Abigail Adams was a type specimen of this sort of mother of the Republic, whether consciously or not. She supported the cause, she educated her brood, and she had no hesitation in letting her husband know if she thought he was being a prat, and then correcting him. Abigail Adams may have felt deep disappointment that greater advances were not made in tangible rights for women in her lifetime. However, she had certainly developed an independence of thought and autonomy during the weary years when she was managing the household and the home-front amidst the chaos of war. In any case, she applied the lessons she had learned in the Revolutionary period to the education of her own children, making lemonade out of lemons. Her care and oversight of her children is evident throughout her correspondence. The emphasis of this idea of Republican Motherhood on literacy and an informed populace served the country well, and may be at least in part why we have reasonably good education in the USA.

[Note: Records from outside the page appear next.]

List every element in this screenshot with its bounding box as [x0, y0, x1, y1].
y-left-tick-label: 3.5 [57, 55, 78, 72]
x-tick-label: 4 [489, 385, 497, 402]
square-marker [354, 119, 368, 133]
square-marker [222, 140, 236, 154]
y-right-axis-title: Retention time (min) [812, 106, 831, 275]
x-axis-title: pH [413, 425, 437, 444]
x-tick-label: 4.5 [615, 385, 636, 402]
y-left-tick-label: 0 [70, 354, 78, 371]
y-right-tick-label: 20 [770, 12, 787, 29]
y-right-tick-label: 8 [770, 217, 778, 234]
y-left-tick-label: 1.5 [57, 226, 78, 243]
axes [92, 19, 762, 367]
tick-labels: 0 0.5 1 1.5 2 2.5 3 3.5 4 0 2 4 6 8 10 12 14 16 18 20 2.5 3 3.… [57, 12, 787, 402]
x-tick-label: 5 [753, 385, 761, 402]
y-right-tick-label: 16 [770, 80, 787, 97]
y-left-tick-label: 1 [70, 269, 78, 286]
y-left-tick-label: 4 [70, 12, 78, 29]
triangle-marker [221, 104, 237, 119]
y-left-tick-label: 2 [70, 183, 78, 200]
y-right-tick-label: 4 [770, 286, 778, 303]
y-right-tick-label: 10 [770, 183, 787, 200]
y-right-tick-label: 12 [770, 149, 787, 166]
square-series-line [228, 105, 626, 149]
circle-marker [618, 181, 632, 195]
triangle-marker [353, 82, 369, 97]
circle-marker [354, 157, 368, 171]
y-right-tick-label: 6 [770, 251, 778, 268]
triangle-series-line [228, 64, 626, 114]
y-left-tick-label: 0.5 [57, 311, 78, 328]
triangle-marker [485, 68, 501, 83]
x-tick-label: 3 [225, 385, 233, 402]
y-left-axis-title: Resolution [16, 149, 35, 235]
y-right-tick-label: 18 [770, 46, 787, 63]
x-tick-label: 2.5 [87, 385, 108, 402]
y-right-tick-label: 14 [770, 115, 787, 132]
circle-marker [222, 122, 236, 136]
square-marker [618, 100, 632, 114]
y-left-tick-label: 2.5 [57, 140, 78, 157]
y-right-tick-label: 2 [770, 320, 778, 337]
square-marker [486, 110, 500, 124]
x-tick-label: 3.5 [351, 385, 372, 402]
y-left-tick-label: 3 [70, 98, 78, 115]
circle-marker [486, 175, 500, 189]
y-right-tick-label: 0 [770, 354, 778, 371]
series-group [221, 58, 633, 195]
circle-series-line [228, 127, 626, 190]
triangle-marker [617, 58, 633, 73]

Mrs. Adams was not afraid to speak her mind to her husband, and her admonition to him clearly set him thinking about the issue of women’s role and rights. It may not have borne fruit until 144 years later, but there was progress eventually. Yes, she was a revolutionary. She was also pragmatic. She went along with the notion of Republican Motherhood in her own family, and admirably discharged the responsibility of providing well-prepared citizens for the next generation. It may have been a bone tossed to women to keep them quiet, but at least it had good results. We may owe to the impetus of that dubious movement the development of our co-ed schools and colleges.
Works Cited
Adams, Abigail. Private letter to John Adams, 1776. Ed. Elizabeth J. Kates. 2010.

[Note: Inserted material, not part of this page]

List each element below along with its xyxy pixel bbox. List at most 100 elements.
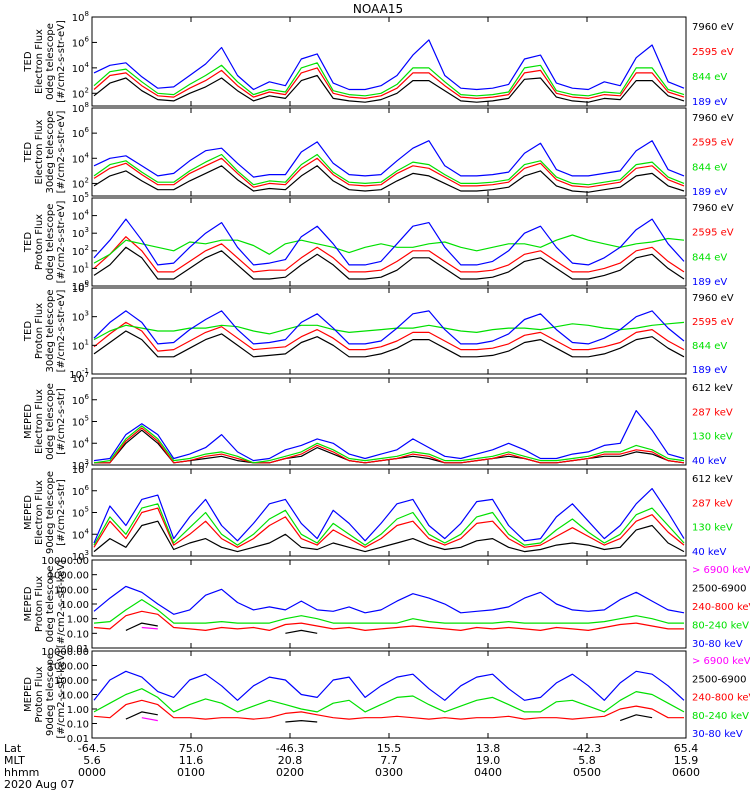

Bois, Danuta. Margaret Corbin. 1997. Web.
Deborah Sampson. 2010. Web.
Kupfer, Sharon. Literacy, Republican Motherhood, and the Women’s Movement in the Rare Book Room. 2010. Web.
Letter from John Adams to John Sullivan, 1776. Web.
Mercy Otis Warren. 2010. Web.
Pre-Civil War Reform. Ed. S. Mintz. 2007. Web.
Private letter from Abigail Adams to her husband, John Adams, 1776. Web.
The Involvement of “The Ladies”. 2010.Web.
Women’s History in America. 2010. Web.